Approximately two dozen volunteers, many from the Retired and Senior Volunteer Program (RSVP) and Pennichuck Middle School Student Council, were tasked with filling 1,500 bags with school supplies Wednesday morning in preparation for the annual Nashua Goes Back to School event. It is set for 5-6:30 p.m. today at the Nashua Public Library, 2 Court St.

June Caron is the head organizer for the event. On Wednesday, she warned the group in charge of restocking the tables with supplies that the bag stuffers, several of whom had done this for many years, moved through the line quickly, adding glue, crayons, erasers, ear buds, notebooks, pencil packs and other supplies with remarkable speed.
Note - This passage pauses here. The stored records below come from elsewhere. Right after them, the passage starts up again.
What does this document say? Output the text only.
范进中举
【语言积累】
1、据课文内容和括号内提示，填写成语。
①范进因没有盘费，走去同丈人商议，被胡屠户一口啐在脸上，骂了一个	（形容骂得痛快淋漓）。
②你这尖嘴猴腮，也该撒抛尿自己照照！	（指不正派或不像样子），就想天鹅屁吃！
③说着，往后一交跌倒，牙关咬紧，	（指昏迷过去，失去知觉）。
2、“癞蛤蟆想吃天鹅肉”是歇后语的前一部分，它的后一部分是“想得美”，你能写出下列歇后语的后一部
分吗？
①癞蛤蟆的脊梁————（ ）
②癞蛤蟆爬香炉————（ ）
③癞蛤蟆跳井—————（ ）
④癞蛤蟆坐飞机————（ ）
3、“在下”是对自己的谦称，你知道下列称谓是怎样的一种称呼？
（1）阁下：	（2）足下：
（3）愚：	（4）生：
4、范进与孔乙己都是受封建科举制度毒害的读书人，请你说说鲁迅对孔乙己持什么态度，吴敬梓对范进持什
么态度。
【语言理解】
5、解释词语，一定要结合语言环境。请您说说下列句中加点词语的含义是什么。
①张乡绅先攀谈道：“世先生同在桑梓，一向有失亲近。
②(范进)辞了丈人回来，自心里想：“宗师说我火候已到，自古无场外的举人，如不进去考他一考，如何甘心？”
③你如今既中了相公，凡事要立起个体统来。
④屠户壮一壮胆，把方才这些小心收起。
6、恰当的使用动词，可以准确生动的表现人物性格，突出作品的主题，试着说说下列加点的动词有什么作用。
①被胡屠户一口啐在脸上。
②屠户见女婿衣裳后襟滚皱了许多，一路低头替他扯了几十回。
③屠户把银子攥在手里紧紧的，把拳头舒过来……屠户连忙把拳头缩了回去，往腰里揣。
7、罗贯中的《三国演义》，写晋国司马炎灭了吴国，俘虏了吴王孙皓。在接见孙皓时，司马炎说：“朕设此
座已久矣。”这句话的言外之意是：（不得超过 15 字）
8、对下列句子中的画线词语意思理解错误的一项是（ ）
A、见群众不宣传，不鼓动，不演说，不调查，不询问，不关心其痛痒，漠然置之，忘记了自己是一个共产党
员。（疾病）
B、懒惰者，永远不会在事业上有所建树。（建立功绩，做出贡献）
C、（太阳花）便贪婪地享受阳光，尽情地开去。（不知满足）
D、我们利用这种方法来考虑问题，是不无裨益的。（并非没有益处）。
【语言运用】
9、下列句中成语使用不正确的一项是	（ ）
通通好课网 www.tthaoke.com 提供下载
“They don’t waste any time,” Caron said.

Within an hour, the seemingly gargantuan task of going through all the boxes of supplies lining the walls seemed far more manageable, with the stack of supplies growing smaller as the stack of blue tubs with ready-to-go bags grew increasingly taller.

The school supplies will be distributed to Nashua students tonight. Students can collect their bags, meet their administrators and, with or without parents, learn about many of the organizations and opportunities that support the area’s youth. The event typically draws close to 1,500 students every year, and during the last 13, it has become a back to school tradition throughout the city, organizer Mary Ann Melizzi-Golja said in an earlier interview.

Mary Sullivan is a volunteer with RSVP and has been helping to fill bags for more than a decade, or as she put it, “as long as they’ve been doing it.”

“There are too many kids who don’t have school supplies and they’re so costly now,” she said.

Sullivan’s friend, Sally Verranault, who is in her second year volunteering, said she heard one mother spent over $100 just on supplies, so she hopes the event can help ease the financial burden for some families.

“It’s a wonderful event,” Verranault said, “and I like that it’s for every child — not just low income kids.”

Holly Phelps and Nicole Ramos joined Wednesday as part of the Southern New Hampshire Pokemon group. Their team also donated binders, earbuds and dry-erase markers.

“My kids were in the school system and we needed that help sometimes,” Ramos said. Phelps agreed, adding, “This is our way of giving back and saying ‘thank you’ for the years we had that.”

“I think more people should volunteer for this,” Sullivan said. “It’s a great event and it’s just once a year.”